The compound 3 was well characterized by spectral data. In the ¹H-NMR spectrum (DMSO-d₆ as a solvent), two characteristic singlets appeared at δ 10.50 and 8.40 ppm due to the aldehyde hydrogen and NH hydrogen respectively. The NH signal was confirmed by its disappearance during D₂O exchange experiment. The methylene and methyl group appeared as two singlets at δ 5.36 and 2.17 ppm respectively. In the BB decoupled ¹³C-NMR spectrum of compound 3, the two characteristic signals of acetylenic carbon atoms appeared at δ 83.2 and 83.1 ppm. The appearance of a signal at δ 189.7 ppm confirmed the presence of an aldehyde carbonyl group.
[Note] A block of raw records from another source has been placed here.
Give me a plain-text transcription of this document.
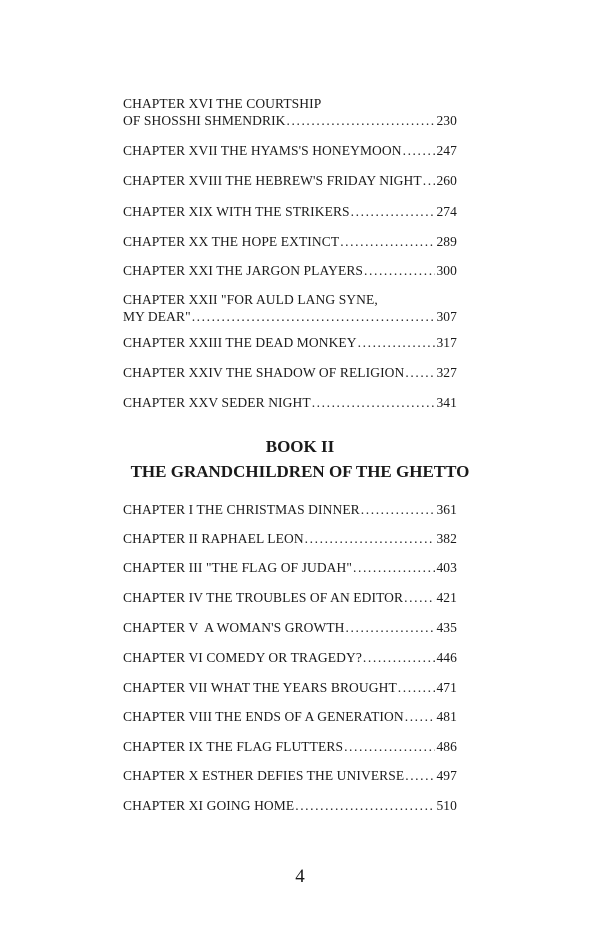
CHAPTER XVI THE COURTSHIP
OF SHOSSHI SHMENDRIK .....	230
CHAPTER XVII THE HYAMS'S HONEYMOON .....	247
CHAPTER XVIII THE HEBREW'S FRIDAY NIGHT ..... 260
CHAPTER XIX WITH THE STRIKERS .....	274
CHAPTER XX THE HOPE EXTINCT .....	289
CHAPTER XXI THE JARGON PLAYERS .....	300
CHAPTER XXII "FOR AULD LANG SYNE,
MY DEAR" .....	307
CHAPTER XXIII THE DEAD MONKEY .....	317
CHAPTER XXIV THE SHADOW OF RELIGION ..... 327
CHAPTER XXV SEDER NIGHT .....	341
BOOK II
THE GRANDCHILDREN OF THE GHETTO
CHAPTER I THE CHRISTMAS DINNER .....	361
CHAPTER II RAPHAEL LEON .....	382
CHAPTER III "THE FLAG OF JUDAH" .....	403
CHAPTER IV THE TROUBLES OF AN EDITOR ..... 421
CHAPTER V  A WOMAN'S GROWTH .....	435
CHAPTER VI COMEDY OR TRAGEDY? .....	446
CHAPTER VII WHAT THE YEARS BROUGHT .....	471
CHAPTER VIII THE ENDS OF A GENERATION ..... 481
CHAPTER IX THE FLAG FLUTTERS .....	486
CHAPTER X ESTHER DEFIES THE UNIVERSE ..... 497
CHAPTER XI GOING HOME .....	510
4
The formation of the desired compound 3 was also supported by the mass spectrum which showed molecular ion peak (M+1) at m/z 344.9.

Description of the compound: Pale yellow crystalline powder.

Yield: 75%.

Mp: 220–225 °C.

R_f: 0.4 (Cyclohexane:EtOAc = 3:2).

IR υ_max (KBr cm⁻¹): 3266, 1698, 1648, 1609, 1560.

Mass (ES): m/z 344.9 (M+1, 100%).

¹H-NMR (400 MHz, DMSO-d₆): δ 10.50 (s, 1H, CHO), 8.4 (s, 1H, NH), 7.78–7.66 (m, ArH, 3H), 7.44–7.32 (m, ArH, 5H), 7.20 (s, 1H, ArH), 4.36 (s, 2H), 2.17 (s, 3H).

¹³C-NMR (100 MHz, DMSO-d₆): δ 189.7 (CHO), 168.5, 160.1, 157.0, 142.0, 140.4, 139.8, 134.2, 133.6, 132.2 (2C), 124.7, 123.2, 119.1, 116.1, 115.5, 115.4, 83.2 (acetylenic C), 83.1 (acetylenic C), 54.9 (NCH₂), 24.3 (CH₃).

Anal. calc. for C₂₁H₁₆N₂O₃: C, 73.24, H, 4.68, N, 8.13, O, 13.94; Found: C, 73.21, H, 4.61, N, 8.03.